O Globo, n. 32043, 30/04/2021, País, p. 5

 

Autora de requerimentos é ligada a Flávio
Daniel Gullino
Paulo Cappelli
Jussara Soares
30/04/2021

 

 

 

Servidora do Palácio do Planalto que aparece como autora de requerimentos apresentados por senadores governistas na CPI da Covid, Thais Amaral Moura é considerada dentro do governo federal como uma pessoa ligada ao senador Flávio Bolsonaro (Republicanos-RJ). Como o GLOBO mostrou na edição de ontem, o nome de Thais figura nos registros eletrônicos de requerimentos apresentados por Ciro Nogueira (PP-PI) e Jorginho Mello (PL-SC) defendendo a convocação de médicos que defendem tratamento precoce. Flávio admite conhecê-la, mas nega ter proximidade.

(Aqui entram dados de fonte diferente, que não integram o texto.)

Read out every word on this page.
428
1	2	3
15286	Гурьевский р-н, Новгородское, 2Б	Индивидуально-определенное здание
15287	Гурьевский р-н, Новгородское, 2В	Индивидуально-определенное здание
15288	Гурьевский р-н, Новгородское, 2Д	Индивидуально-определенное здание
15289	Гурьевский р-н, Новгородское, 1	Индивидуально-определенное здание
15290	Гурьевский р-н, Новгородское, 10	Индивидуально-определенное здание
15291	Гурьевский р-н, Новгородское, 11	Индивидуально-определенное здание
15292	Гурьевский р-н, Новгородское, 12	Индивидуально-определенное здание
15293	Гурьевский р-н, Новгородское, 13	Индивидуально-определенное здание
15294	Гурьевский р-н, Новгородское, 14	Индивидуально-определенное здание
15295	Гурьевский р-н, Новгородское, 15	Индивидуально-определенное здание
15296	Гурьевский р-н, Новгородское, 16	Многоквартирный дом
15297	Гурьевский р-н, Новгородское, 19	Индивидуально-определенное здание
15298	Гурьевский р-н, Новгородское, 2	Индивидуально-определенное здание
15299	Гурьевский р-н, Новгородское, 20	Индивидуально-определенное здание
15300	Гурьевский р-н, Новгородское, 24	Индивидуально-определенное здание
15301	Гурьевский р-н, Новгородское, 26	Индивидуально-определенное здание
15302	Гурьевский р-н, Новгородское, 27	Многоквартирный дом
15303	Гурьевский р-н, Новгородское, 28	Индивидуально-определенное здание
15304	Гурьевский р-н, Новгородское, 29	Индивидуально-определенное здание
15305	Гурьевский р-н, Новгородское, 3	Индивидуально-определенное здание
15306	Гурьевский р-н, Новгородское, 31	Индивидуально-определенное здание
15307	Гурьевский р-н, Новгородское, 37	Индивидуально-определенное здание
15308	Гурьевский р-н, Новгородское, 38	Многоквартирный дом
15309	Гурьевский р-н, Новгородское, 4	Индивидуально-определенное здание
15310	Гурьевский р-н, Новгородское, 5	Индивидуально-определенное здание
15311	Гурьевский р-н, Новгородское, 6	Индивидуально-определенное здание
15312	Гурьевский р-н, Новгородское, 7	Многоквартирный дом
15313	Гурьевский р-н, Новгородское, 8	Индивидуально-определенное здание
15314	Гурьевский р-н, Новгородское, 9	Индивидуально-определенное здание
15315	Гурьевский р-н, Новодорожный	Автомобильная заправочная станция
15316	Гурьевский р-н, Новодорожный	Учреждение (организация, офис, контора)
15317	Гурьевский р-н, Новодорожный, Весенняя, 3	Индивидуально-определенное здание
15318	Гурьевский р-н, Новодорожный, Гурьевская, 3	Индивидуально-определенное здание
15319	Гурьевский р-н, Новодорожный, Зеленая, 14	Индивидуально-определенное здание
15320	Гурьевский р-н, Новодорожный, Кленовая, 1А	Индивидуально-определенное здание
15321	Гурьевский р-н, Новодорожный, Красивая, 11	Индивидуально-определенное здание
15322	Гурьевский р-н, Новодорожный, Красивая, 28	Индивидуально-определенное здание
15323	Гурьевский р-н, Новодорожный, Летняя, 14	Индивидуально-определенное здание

Moura está na Secretaria de Governo desde janeiro — chegou quando Luiz Eduardo Ramos ainda era o ministro desta pasta —, e ocupa o cargo de assessora especial na Secretaria Especial de Assuntos Parlamentares. Antes, passou também pelo Ministério do Turismo e pela Embratur, após ter feito campanha para Jair Bolsonaro em 2018.

Flávio afirmou ao GLOBO conhecer a servidora, defendeu sua competência, a descreveu como apoiadora fiel do presidente, mas negou ter proximidade:

— Conheço a servidora, assim como centenas de servidores, mas não tenho nenhuma relação pessoal nem de proximidade. Sei que é muito competente. Ela fez campanha para o presidente, é bolsonarista convicta e tem mais é que estar no governo para ajudar —disse.

Formada em Direito pela UFMG, Moura atuou em escritórios de advocacia e não tinha experiência na administração pública antes da gestão Bolsonaro. Ela entrou no governo em fevereiro de 2019, como chefe da Assessoria de Projetos e Parcerias da Embratur. Em junho do mesmo ano, foi deslocada para o Ministério do Turismo, comandado na época por Marcelo Álvaro Antônio, de quem virou assessora especial em julho de 2020.

A proximidade dela com a família Bolsonaro era conhecida dentro do ministério. Em janeiro, segundo interlocutores, Moura recebeu o convite do então chefe da Secretaria de Governo, ministro Luiz Eduardo Ramos, com o aval do filho mais velho do presidente. No Planalto, a assessora, apesar de pouco tempo no cargo, é considerada habilidosa e estabeleceu uma boa rede de contatos no governo.

Informações registradas nos arquivos do Senado apontam que o nome de Moura aparece em sete arquivos protocolados por Ciro Nogueira e Jorginho Mello.

Integrantes do governo também veem a digital de Flávio Bolsonaro na ação que a deputada federal Carla Zambelli (PSL-SP) ingressou na Justiça para tentar retirar Renan Calheiros (MDB-AL) da relatoria da CPI da Covid. Um juiz de primeira instância chegou a aceitar o pedido, mas a decisão foi posteriormente derrubada pelo TRF-1.

Flávio nega que tenha instruído Zambelli a ingressar na Justiça para barrar Renan.

— Estão fazendo essa insinuação porque, em entrevista, eu disse que acreditava que essa ação poderia ser exitosa. A iniciativa foi 100% da deputada.

“É ALGO NUNCA VISTO”

Parlamentares da CPI viram na revelação que os requerimentos saíram do Palácio do Planalto uma confirmação da tentativa de interferência do governo na CPI.

— É algo nunca visto na história das CPIs. É uma interferência indevida. Agora nós podemos assegurar que não admitiremos que essa comissão sofra interferência externa — afirmou Randolfe Rodrigues (Rede-AP).

O tema foi também motivo de bate-boca durante a reunião da comissão. Renan questionou ao presidente Omar Aziz (PSD-AM) se seriam colocados em votação os documentos que “vieram diretamente do Palácio do Planalto”.

Os governistas defenderam que todos fossem votados. Ciro Nogueira não negou a origem dos documentos e disse que a CPI não pode se negar a avaliar o que for “assinado por um senador”. Renan disse que não daria seu voto para aprovar esses pedidos. Os requerimentos produzidos no Planalto acabaram fora da lista dos aprovados ontem.